How has your business fared since we last spoke with you?
Anderson: A coach and good friend of mine once clarified that, as a small business, we are often forced to focus on either operations or sales. It is difficult to do both because you either have too much sales or not enough, but seldom “just right.”
In the months that followed our interview, we continued to execute the remaining steps on a 9-month plan that included a transition of our pricing model (to user-based pricing, as described in the article), but we also rolled out a new Account Management structure/model, transitioned several people into new roles (putting them in the “right seat on the bus”), and stabilized the revolving door of customer attrition.
In the final month of our 9-month plan we had two major OPERATIONAL challenges – the first was a murder trial which required me to serve jury time for 4 weeks. The other was the unplanned departure of our operations manager. The remainder of 2011 was, again, focused on realignment, training, and retention.
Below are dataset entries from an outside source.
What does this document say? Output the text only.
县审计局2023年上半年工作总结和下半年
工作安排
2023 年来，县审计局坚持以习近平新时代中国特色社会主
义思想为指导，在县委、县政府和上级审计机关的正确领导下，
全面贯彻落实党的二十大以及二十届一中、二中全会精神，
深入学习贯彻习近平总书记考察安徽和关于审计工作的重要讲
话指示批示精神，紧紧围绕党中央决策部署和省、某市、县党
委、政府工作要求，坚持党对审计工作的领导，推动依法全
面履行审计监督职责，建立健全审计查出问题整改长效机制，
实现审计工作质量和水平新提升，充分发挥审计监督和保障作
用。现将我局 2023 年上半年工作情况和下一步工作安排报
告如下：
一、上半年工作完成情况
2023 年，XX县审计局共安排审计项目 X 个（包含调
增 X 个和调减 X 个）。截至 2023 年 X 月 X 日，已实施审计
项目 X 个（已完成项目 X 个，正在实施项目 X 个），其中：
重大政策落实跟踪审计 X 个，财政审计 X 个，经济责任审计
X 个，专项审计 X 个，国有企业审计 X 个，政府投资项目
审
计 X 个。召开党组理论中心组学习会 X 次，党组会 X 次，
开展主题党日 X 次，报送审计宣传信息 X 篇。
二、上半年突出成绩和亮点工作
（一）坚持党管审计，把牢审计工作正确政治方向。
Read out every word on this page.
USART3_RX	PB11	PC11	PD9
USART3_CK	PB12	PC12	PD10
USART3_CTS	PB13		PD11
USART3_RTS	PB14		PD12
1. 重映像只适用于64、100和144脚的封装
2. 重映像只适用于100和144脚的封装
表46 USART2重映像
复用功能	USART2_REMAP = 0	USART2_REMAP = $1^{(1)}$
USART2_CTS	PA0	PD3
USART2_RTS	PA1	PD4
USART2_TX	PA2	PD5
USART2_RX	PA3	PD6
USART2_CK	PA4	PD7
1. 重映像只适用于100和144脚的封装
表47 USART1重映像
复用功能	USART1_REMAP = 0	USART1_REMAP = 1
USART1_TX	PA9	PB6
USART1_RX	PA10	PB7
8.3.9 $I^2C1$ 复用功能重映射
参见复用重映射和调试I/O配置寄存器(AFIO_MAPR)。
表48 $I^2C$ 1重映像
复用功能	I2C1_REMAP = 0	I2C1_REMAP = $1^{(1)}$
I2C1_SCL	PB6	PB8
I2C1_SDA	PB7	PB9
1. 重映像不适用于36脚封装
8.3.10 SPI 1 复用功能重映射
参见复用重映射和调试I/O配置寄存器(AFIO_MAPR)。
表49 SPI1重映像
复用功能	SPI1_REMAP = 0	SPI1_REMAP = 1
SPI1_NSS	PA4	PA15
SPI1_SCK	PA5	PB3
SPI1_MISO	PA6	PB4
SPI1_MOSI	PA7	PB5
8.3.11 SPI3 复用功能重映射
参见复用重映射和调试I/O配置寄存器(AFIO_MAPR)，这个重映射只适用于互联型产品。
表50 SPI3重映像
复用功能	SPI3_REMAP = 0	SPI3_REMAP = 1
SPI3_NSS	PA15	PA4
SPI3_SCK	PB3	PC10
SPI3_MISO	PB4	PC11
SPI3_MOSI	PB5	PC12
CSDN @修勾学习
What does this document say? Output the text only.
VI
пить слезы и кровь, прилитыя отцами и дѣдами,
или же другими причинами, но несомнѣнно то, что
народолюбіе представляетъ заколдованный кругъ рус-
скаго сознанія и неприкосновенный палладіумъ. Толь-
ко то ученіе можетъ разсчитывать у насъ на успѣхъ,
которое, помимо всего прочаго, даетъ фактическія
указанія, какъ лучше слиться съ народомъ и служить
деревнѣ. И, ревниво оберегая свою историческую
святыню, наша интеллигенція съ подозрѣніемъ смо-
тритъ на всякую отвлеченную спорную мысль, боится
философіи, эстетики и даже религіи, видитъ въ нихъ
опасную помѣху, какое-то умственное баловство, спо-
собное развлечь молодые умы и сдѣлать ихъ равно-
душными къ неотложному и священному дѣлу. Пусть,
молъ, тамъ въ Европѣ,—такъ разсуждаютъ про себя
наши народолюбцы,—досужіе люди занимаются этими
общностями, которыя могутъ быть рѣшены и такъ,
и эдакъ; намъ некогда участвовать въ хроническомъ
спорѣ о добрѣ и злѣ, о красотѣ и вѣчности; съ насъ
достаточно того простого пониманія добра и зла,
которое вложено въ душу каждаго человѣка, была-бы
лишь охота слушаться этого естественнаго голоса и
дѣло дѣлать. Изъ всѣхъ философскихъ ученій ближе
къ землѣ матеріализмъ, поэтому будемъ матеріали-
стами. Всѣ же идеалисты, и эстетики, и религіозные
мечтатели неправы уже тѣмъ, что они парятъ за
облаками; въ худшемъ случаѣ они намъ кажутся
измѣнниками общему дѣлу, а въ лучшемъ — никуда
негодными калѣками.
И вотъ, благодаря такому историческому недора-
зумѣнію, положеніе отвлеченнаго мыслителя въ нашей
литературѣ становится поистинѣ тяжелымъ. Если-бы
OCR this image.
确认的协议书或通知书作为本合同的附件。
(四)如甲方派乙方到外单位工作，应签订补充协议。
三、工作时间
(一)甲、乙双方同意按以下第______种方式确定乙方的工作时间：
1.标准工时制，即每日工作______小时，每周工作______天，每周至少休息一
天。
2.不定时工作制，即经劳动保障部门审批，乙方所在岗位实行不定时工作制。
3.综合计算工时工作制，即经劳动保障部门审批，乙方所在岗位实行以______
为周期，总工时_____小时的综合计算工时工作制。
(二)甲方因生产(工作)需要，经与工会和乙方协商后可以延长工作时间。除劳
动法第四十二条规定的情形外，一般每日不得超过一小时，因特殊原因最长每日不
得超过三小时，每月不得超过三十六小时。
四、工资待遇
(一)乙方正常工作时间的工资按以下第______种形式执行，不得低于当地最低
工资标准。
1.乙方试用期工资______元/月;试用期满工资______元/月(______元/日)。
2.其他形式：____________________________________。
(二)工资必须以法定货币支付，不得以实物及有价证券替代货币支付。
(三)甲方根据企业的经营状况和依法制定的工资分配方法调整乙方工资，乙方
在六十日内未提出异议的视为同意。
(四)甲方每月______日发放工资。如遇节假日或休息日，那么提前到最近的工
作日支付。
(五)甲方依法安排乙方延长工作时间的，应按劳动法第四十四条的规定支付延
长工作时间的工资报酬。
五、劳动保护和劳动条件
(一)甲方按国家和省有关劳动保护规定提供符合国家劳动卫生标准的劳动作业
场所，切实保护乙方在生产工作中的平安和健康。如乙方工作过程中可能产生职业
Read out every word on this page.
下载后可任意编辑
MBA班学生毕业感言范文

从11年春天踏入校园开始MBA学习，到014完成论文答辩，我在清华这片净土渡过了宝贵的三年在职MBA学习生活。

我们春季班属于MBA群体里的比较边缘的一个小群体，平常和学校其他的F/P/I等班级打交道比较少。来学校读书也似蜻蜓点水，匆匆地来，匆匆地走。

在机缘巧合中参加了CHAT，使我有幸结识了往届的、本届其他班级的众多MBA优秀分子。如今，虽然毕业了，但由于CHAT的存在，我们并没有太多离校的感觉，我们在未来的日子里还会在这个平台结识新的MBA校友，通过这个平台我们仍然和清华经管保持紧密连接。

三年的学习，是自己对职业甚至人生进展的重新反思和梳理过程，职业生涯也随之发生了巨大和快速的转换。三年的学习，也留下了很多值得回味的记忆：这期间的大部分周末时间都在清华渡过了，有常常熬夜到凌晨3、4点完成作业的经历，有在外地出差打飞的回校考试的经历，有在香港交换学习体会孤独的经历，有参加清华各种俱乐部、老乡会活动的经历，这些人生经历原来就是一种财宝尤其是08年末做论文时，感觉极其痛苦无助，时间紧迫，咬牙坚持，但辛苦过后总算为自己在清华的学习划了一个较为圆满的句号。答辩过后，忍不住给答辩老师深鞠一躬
2012 is now focused on SALES. Our team is solid, client and employee retention is stable, and our focus has shifted back to growth.
What has contributed most to your success since we last spoke?
Anderson: We were an early adopter to the Office 365 offering, which largely contributed to our transition from device-based pricing to user-based pricing. One hundred percent of our clients are using some form of cloud-based services. As the LOCATION of technology moves from premise to the cloud and as the BYOD (bring your own device) movement gains momentum, we continue to believe that USERS are the one key variable in which all support and services must be based. There is always some new device, service, or cloud offering, but the USER remains constant.
Are there any new technologies/solutions you’re offering which are impacting your business?
Anderson: Again, Office 365 is part of our offering, but from a revenue point of view, it is only a miniscule part of the total picture. What it DOES do, though, is:
a) open up new doors for project work,
b) create a low-risk entry-point for future MSP sales and
c) simplify the ongoing management/maintenance for Exchange – which allows us to focus our time/energies elsewhere (adding value, providing education, etc.)
Speak to any failings (small or large) you’ve experienced since we last spoke.
Anderson: Failure is constant, I believe, in any business venture – and we’ve had our fair share. The challenge is learning from them or converting them to successes. Here are two that come to mind:
- Not having a solid pipeline of new-hire candidates nearly killed us in Q4 2011 when we had unexpected turnover with no readily identified candidates to fill the opening. We managed to fill the void by leveraging a relationship with a staffing agency and a local competitor who shared some recent resumes with us – and, with a lot of luck.
- Not recommending the RIGHT answer due to a perceived lack of appetite. We spent many years holding back certain recommendations because we assumed the client didn’t have the money to invest. We have begun making those recommendations more proactively, even to those clients that don’t appear to be able to afford the “right” solution – and we’ve been pleasantly surprised with the results.